Simply Money

Simply Money

Each weeknight at 6pm, Simply Money makes money simple for you. Join hosts Amy Wagner and Steve Sprovach as they share easy-to-understand and...Read More

 

Do I have enough to retire early?


Question: G.B. in Colerain Township: I’m 53 and seriously considering retiring soon (I’m sick of working!). I have about $400,000 saved. Will this be enough?

A: It might be. Or it might not be. We’ve known clients over the years who have lived a very comfortable retirement on less… and we’ve known clients who’ve needed much, much more. Besides, your total savings isn’t the best indicator to know if you’re ‘retirement ready’ – there are other factors to consider, especially for someone like yourself who is thinking about retiring early.
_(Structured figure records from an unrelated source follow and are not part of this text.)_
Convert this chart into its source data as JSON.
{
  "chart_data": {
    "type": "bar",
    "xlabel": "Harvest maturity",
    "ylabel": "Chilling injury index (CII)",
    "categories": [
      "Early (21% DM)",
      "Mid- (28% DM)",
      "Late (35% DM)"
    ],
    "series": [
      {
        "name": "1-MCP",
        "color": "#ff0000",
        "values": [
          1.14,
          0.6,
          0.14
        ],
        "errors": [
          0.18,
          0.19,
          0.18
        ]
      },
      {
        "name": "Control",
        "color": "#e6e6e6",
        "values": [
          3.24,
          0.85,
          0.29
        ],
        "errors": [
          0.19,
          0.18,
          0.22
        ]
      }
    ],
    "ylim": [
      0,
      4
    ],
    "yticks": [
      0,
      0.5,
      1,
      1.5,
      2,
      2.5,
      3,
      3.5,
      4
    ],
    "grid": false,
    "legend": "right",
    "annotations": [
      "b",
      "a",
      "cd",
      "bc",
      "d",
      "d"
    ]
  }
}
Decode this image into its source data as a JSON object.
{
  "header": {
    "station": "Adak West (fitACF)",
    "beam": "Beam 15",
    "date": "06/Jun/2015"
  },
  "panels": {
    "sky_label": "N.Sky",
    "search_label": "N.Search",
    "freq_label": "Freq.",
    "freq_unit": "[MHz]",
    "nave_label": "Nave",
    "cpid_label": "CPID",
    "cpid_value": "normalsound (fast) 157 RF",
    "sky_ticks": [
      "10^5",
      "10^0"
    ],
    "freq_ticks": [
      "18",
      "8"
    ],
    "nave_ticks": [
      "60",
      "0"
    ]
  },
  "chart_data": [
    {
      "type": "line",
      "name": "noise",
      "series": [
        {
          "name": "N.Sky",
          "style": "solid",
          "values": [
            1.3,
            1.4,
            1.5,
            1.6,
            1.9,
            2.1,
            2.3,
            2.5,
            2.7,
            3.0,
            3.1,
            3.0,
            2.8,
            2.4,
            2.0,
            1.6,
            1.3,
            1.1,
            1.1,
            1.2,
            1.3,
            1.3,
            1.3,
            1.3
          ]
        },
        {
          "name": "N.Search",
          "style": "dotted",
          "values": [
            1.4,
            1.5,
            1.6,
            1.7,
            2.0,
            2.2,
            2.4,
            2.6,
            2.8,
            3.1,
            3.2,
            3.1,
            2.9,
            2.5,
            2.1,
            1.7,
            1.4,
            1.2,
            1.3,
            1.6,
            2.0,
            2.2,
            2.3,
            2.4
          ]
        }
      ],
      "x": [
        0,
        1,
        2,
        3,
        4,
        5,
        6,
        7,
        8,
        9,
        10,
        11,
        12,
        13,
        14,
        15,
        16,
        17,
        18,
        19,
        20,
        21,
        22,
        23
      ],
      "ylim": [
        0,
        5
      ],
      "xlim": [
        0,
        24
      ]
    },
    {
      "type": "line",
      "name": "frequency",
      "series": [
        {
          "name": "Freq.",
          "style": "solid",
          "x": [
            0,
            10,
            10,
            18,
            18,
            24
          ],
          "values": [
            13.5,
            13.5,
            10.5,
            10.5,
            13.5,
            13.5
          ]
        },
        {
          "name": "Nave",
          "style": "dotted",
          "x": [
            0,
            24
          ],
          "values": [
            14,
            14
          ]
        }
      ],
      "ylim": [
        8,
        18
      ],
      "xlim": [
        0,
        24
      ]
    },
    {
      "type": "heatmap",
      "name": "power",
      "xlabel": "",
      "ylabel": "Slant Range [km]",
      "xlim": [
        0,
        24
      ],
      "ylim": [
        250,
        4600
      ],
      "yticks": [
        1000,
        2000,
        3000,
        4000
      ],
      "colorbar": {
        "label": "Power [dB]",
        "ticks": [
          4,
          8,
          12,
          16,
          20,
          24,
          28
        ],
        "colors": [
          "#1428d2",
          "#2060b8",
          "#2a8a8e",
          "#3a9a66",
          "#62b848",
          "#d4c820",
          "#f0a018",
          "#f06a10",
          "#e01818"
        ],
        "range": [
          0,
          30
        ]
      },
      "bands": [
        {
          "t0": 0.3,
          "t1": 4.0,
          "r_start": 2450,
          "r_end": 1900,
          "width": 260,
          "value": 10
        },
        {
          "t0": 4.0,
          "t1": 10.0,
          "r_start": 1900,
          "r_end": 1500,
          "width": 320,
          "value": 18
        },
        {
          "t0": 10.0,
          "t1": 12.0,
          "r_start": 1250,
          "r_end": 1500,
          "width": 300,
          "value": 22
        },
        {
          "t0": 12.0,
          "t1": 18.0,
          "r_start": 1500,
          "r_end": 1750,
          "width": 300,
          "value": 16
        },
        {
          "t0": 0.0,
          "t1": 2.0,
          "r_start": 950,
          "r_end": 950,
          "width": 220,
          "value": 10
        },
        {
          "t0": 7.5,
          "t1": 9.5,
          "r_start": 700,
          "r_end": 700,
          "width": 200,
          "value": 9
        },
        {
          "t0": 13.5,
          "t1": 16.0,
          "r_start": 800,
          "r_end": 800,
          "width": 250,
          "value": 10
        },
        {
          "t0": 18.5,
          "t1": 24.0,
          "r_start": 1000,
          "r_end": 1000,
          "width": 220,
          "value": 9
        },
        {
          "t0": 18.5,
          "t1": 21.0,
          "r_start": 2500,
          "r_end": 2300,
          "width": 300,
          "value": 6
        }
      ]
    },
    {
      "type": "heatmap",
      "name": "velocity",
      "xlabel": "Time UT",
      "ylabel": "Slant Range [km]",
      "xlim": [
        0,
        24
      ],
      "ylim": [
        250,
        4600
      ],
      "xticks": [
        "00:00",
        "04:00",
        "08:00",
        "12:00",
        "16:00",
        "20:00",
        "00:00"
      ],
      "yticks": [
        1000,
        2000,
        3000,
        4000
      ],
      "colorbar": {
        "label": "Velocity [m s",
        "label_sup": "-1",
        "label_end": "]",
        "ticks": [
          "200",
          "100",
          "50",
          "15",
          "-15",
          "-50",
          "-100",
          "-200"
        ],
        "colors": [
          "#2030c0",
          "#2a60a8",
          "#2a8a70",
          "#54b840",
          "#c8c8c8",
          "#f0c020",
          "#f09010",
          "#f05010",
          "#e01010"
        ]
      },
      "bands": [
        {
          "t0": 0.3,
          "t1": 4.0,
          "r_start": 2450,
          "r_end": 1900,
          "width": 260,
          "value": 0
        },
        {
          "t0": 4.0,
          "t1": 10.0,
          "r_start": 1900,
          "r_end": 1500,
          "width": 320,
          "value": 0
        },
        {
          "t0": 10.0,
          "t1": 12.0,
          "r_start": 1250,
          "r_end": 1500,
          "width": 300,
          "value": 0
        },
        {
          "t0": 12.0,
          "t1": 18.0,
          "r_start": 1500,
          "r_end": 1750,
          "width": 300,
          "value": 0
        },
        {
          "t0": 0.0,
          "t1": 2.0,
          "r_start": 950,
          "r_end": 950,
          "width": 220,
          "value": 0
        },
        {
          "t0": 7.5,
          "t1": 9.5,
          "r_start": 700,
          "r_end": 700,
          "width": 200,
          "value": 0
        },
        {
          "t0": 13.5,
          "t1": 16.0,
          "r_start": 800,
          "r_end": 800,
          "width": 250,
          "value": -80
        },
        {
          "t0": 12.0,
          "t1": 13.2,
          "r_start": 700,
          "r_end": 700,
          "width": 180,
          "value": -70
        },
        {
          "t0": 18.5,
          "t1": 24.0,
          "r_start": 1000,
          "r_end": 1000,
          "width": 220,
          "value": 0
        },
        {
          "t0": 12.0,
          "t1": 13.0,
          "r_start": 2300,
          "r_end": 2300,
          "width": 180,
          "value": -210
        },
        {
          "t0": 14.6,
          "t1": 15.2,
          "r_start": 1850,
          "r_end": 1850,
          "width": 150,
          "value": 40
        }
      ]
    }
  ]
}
For instance, you can’t claim Social Security until at least age 62 meaning you would have to live some amount of time in retirement without that income. Will your income stream and budget be able to handle that? Furthermore, you would also potentially be jeopardizing your future benefit since Social Security takes into account your 35 highest-paying years – a zero is used in the calculation for any year you don’t have an income, potentially lowering your benefit.

And let’s not forget about your retirement accounts. In most cases, you can’t tap those until age 59 ½ without penalty. So, until that time, where will your income stream come from? We already mentioned that Social Security is a no-go, so do you have a pension? Brokerage accounts?

Also, do you have a plan for healthcare? You can’t enroll in Medicare until age 65, but you can buy plans via the healthcare exchange at healthcare.gov. Or, maybe you can stay on your current employer’s plan. If you’re married, you might be able to be added to your spouse’s plan. Figuring this out is a must-do.

We get it. Sometimes, you’re just done with working. So, here’s the Simply Money Point: Before you officially call it quits, be sure you’re thinking through all the financial ramifications. (This is one of those times it can be really beneficial to talk with a fiduciary financial advisor.) Remember, retiring early means your savings and investments need to last longer than the average retiree’s.